12Le dispositif destiné à des adultes faiblement scolarisés au Portugal évoqué par Carmen Cavaco introduit un défi particulier pour le système éducatif, du fait que les expériences d’apprentissages non scolaires ne se rapportent pas à un domaine d’activités balisées socialement (Bélisle, 2004) et que les personnes éprouvent des difficultés à documenter leurs expériences par écrit. L’évaluation positive des compétences clés, détenues par les adultes non scolarisés, a un impact fort en matière d’émancipation. Dans le cas contraire, le déni de reconnaissance des apprentissages extra-scolaires réalisés peut réveiller des traumatismes chez des personnes ayant souvent déjà vécu des parcours difficiles.
13La spécificité de la contribution de Geneviève Tschopp est de s’intéresser au journal de bord, non pas comme élément d’une formation certificative ou d’un dispositif de validation des acquis, mais comme activité choisie spontanément par des enseignant·es déjà certifié·es et en poste. Pour saisir cette activité de mise en mots de l’expérience, l’article appréhende dynamiquement et temporellement cette activité diaire entre dispositions du sujet, écriture et environnement et ouvre sur une proposition de dispositifs de formation « capacitants » (Fernagu Oudet, 2012) dans une logique de professionnalisation « tout au long et au large de la vie ».

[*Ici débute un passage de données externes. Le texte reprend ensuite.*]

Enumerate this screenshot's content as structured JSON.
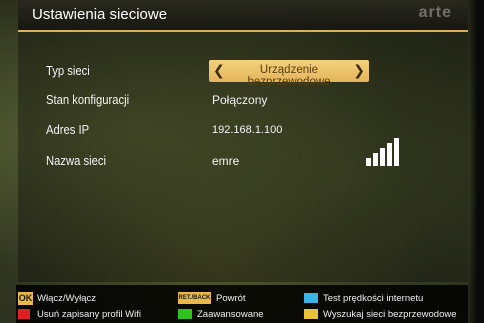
{
  "header": {
    "title": "Ustawienia sieciowe",
    "channel_logo": "arte"
  },
  "settings": {
    "network_type": {
      "label": "Typ sieci",
      "value": "Urządzenie bezprzewodowe",
      "prev_icon": "chevron-left-icon",
      "next_icon": "chevron-right-icon"
    },
    "config_state": {
      "label": "Stan konfiguracji",
      "value": "Połączony"
    },
    "ip_address": {
      "label": "Adres IP",
      "value": "192.168.1.100"
    },
    "network_name": {
      "label": "Nazwa sieci",
      "value": "emre",
      "signal_icon": "signal-strength-icon",
      "signal_bars_filled": 5,
      "signal_bars_total": 5
    }
  },
  "legend": {
    "ok_key": "OK",
    "ok_label": "Włącz/Wyłącz",
    "back_key": "RET./BACK",
    "back_label": "Powrót",
    "blue_label": "Test prędkości internetu",
    "red_label": "Usuń zapisany profil Wifi",
    "green_label": "Zaawansowane",
    "yellow_label": "Wyszukaj sieci bezprzewodowe"
  },
  "colors": {
    "accent": "#e4b45a",
    "red": "#e02020",
    "green": "#2ec21e",
    "yellow": "#e8c23a",
    "blue": "#3ab4e6"
  }
}
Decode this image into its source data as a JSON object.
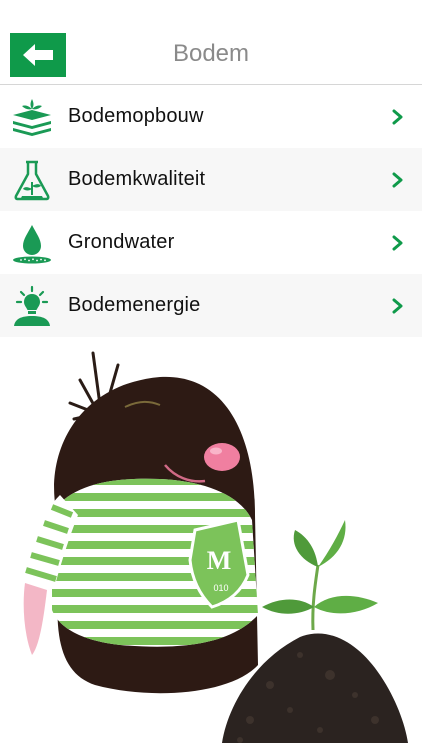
{
  "header": {
    "title": "Bodem",
    "back_icon": "arrow-left-icon",
    "accent": "#0f9a4a"
  },
  "menu": {
    "items": [
      {
        "label": "Bodemopbouw",
        "icon": "soil-layers-icon"
      },
      {
        "label": "Bodemkwaliteit",
        "icon": "flask-plant-icon"
      },
      {
        "label": "Grondwater",
        "icon": "water-drop-icon"
      },
      {
        "label": "Bodemenergie",
        "icon": "lightbulb-person-icon"
      }
    ],
    "chevron_icon": "chevron-right-icon"
  },
  "illustration": {
    "shirt_logo": "M",
    "shirt_logo_sub": "010"
  }
}
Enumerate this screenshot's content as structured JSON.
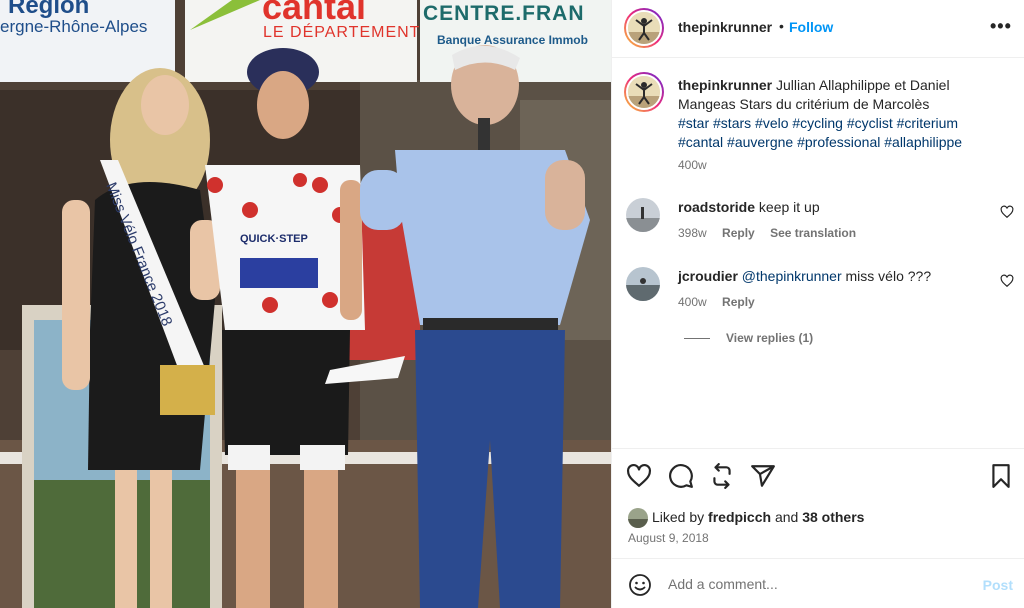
{
  "photo": {
    "banner": {
      "region": "Région",
      "region_sub": "ergne-Rhône-Alpes",
      "cantal": "cantal",
      "cantal_sub": "LE DÉPARTEMENT",
      "centre": "CENTRE.FRAN",
      "banque": "Banque Assurance Immob"
    },
    "sash_text": "Miss Vélo France 2018",
    "jersey_text": "QUICK·STEP"
  },
  "header": {
    "username": "thepinkrunner",
    "separator": "•",
    "follow_label": "Follow",
    "more_icon": "more-horizontal-icon"
  },
  "caption": {
    "username": "thepinkrunner",
    "text": "Jullian Allaphilippe et Daniel Mangeas Stars du critérium de Marcolès",
    "hashtags": "#star #stars #velo #cycling #cyclist #criterium #cantal #auvergne #professional #allaphilippe",
    "time": "400w"
  },
  "comments": [
    {
      "username": "roadstoride",
      "mention": "",
      "text": "keep it up",
      "time": "398w",
      "reply_label": "Reply",
      "translate_label": "See translation"
    },
    {
      "username": "jcroudier",
      "mention": "@thepinkrunner",
      "text": "miss vélo ???",
      "time": "400w",
      "reply_label": "Reply",
      "translate_label": ""
    }
  ],
  "view_replies_label": "View replies (1)",
  "actions": {
    "icons": [
      "heart-icon",
      "comment-icon",
      "repost-icon",
      "share-icon",
      "bookmark-icon"
    ]
  },
  "likes": {
    "prefix": "Liked by",
    "user": "fredpicch",
    "joiner": "and",
    "others": "38 others"
  },
  "post_date": "August 9, 2018",
  "add_comment": {
    "placeholder": "Add a comment...",
    "post_label": "Post"
  },
  "colors": {
    "link": "#00376b",
    "follow": "#0095f6",
    "post_disabled": "#b2dffc",
    "muted": "#737373"
  }
}
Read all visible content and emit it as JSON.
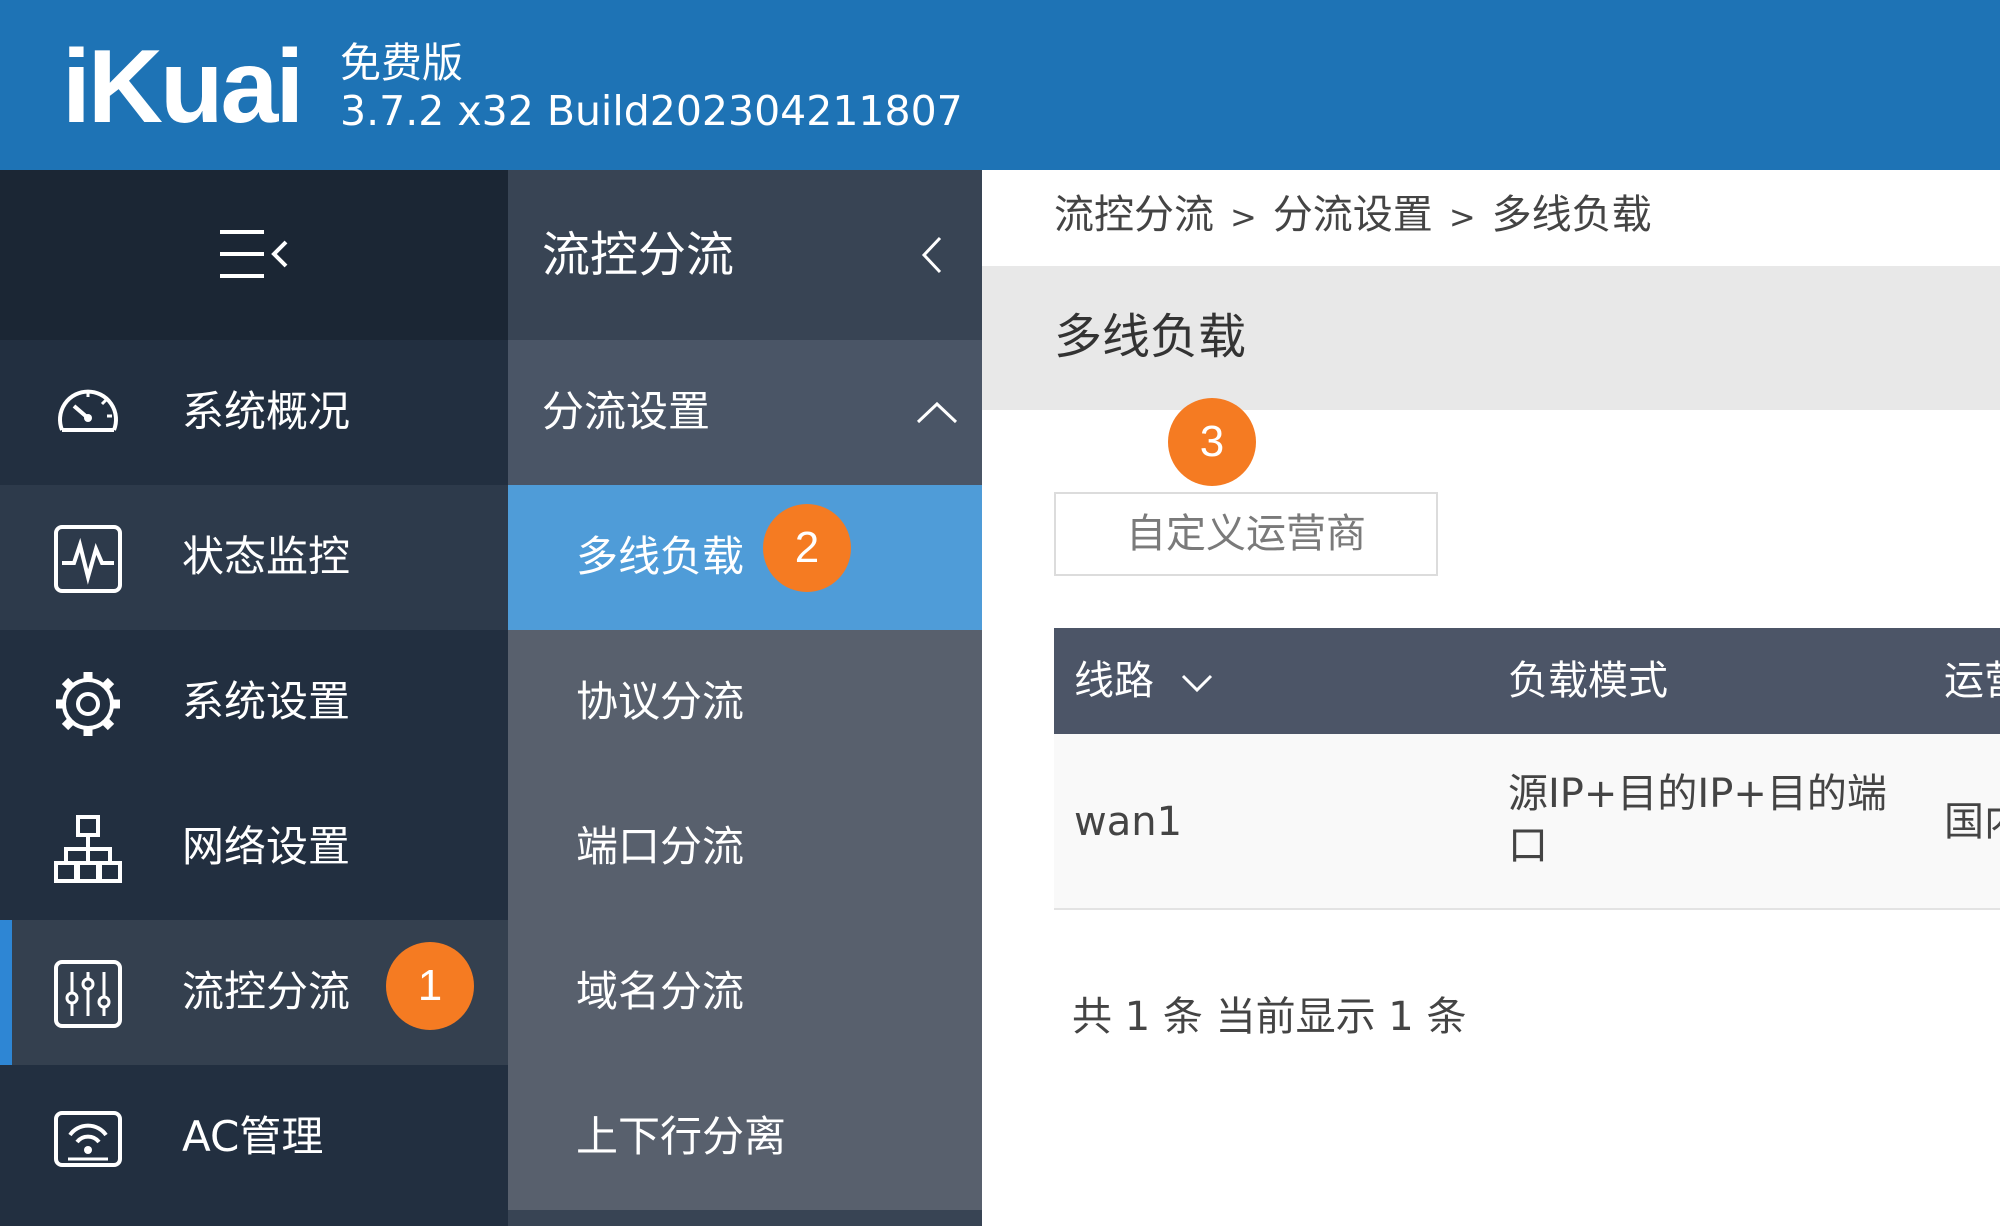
{
  "header": {
    "logo_text": "iKuai",
    "edition": "免费版",
    "version": "3.7.2 x32 Build202304211807"
  },
  "sidebar": {
    "toggle_icon": "menu-collapse-icon",
    "items": [
      {
        "label": "系统概况",
        "icon": "dashboard-gauge-icon"
      },
      {
        "label": "状态监控",
        "icon": "monitor-pulse-icon"
      },
      {
        "label": "系统设置",
        "icon": "gear-icon"
      },
      {
        "label": "网络设置",
        "icon": "network-topology-icon"
      },
      {
        "label": "流控分流",
        "icon": "sliders-icon",
        "active": true
      },
      {
        "label": "AC管理",
        "icon": "wifi-ap-icon"
      }
    ]
  },
  "subnav": {
    "title": "流控分流",
    "group_label": "分流设置",
    "items": [
      {
        "label": "多线负载",
        "active": true
      },
      {
        "label": "协议分流"
      },
      {
        "label": "端口分流"
      },
      {
        "label": "域名分流"
      },
      {
        "label": "上下行分离"
      }
    ]
  },
  "markers": [
    "1",
    "2",
    "3"
  ],
  "breadcrumb": {
    "items": [
      "流控分流",
      "分流设置",
      "多线负载"
    ],
    "separator": ">"
  },
  "page": {
    "title": "多线负载",
    "custom_isp_button": "自定义运营商"
  },
  "table": {
    "columns": [
      "线路",
      "负载模式",
      "运营"
    ],
    "rows": [
      {
        "line": "wan1",
        "mode": "源IP+目的IP+目的端口",
        "isp": "国内"
      }
    ]
  },
  "pagination": {
    "info": "共 1 条 当前显示 1 条"
  },
  "colors": {
    "header_bg": "#1e73b5",
    "sidebar_bg": "#222f40",
    "subnav_bg": "#58606d",
    "active_sub_item": "#4f9cd8",
    "marker": "#f57b22",
    "table_header": "#4c5567"
  }
}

14Puis, Pascal Lafont présente l’analyse d’un dispositif pédagogique inédit fondé sur les principes de l’éducation nouvelle, développé dans une université de l’Est parisien en 1ère année de licence en sciences de l’éducation. Celui-ci s’adresse à des étudiant·es présentant des fragilités en matière d’acquis de base, mais prêt·es à s’impliquer en rédigeant un journal de leurs apprentissages. Les résultats de cette recherche exploratoire montrent que l’élaboration et l’usage de ce journal permettent à ces étudiant·es ayant vécu des parcours chaotiques de s’accepter tels qu’ils et elles se construisent, de s’émanciper de certaines contraintes institutionnelles et académiques en s’appuyant également sur la force du collectif avec qui ils, elles échangent à propos de leurs écrits.
15Sandrine Cortessis et Kristine Balslev s’intéressent à des récits professionnels comprenant une partie biographique et permettant à des enseignant·es en reconversion professionnelle en Suisse de revenir sur le parcours métier précédent leur engagement dans leur nouvelle fonction. Les auteur·es examinent le rôle joué par les autres dans les apprentissages et les expériences évoquées. On s’aperçoit alors que les personnes évoquées ne sont pas uniquement des enseignants·es et que reconnaître les apprentissages extrascolaires ou expérientiels des adultes, c’est aussi être appelé à reconnaître davantage le rôle des personnes non enseignantes dans les apprentissages.
16Marcel Pariat et Pascal Lafont, quant à eux, se penchent d’ailleurs précisément sur les récits d’expérience réalisés non pas par des professionnel·les de la santé mais par des patient·es expert·es en Martinique, en vue d’identifier et construire les compétences nécessaires à l’accompagnement de patient·es, en prenant appui sur leur propre histoire personnelle et sociale, ainsi que leur rapport à la maladie. Le processus dialogique impulsé par la mise en récit de leur expérience de la pathologie cancéreuse donne à voir des interactions des contextes « communautaires » et « empathiques dans l’agir évaluatif » (Mottier Lopez, 2017) à des fins d’évaluation des compétences des patient·es expert·es.